Дискурс (Jan 2021)
The Main Germanic Dialects of Flanders
Abstract
Introduction. The article reveals a complicated language situation in the Flemish region of Belgium - a progressing extinction of Germanic dialects, which are historically spread on this territory. Each dialectal group has its unique features, and the West-Flemish and Limburgish groups might have become grounds for particular languages.Methodology and sources. The methodological base consists in a complex approach, combining the comparative-historical and contrastive methods with the method of sociolinguistic interpretation. The investigation is conducted on the language material, collected from different dialectal dictionaries of Dutch, as well as from special linguistic papers on the language situation in Flanders.Results and discussion. The article represents a multiplicity of Germanic dialects, existing on the territory of modern Flanders. A short revue is given on lexical and grammatical peculiarities of four main dialectal groups, as well as on their peculiar phonetics. A special attention is, respectively, paid to the urban dialects of Antwerp, Gent, Bruges and Hasselt. There are analyzed some interferential phenomena, caused by the contact of the investigated dialects with Romanic and Germanic environment and occurring on all language levels - from phonetic to the syntactic ones. It has been suggested, that certain specific grammar forms in Flemish dialects may be result of phonetic interference. For Marols, which originally belongs to the group of Brabant dialects, the juncture between Germanic morphosyntactic structure and Roman lexis is discussed.Conclusion. For the last 20 years the percentage of persons, speaking the Germanic dialects of Flanders, has demonstrated a catastrophic decrease.

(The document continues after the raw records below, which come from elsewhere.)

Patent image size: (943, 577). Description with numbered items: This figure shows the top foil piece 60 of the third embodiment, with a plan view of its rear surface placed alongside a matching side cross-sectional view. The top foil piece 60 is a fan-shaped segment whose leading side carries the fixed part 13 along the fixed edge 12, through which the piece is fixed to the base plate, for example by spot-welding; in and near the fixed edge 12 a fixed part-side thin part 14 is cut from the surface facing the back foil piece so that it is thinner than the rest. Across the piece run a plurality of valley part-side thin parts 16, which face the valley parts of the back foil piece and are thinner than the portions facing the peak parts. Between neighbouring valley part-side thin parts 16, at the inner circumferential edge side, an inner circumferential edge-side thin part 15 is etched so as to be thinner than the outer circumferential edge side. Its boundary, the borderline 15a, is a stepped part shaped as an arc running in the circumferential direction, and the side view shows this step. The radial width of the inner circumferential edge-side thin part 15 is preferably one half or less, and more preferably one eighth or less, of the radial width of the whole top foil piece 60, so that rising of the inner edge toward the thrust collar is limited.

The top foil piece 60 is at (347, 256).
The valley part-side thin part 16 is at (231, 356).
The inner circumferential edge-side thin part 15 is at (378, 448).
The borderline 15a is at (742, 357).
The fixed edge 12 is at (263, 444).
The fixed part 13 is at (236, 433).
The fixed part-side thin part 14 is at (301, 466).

Along with that, the main features of these dialects (mostly of the Brabant ones) have gone over to an intermediate language “tussentaal”, in both lexis and grammar. This language is being formed inbetween the Germanic dialects and Dutch; the latter is represented in the Flemish region by two variants – standard (common) Dutch and Belgian Dutch. The progressing decrease in the number of persons, speaking the autochthonous dialects of Flanders, is thoughtprovoking towards the exigency to fix the disappearing language variants through a strict scientific way.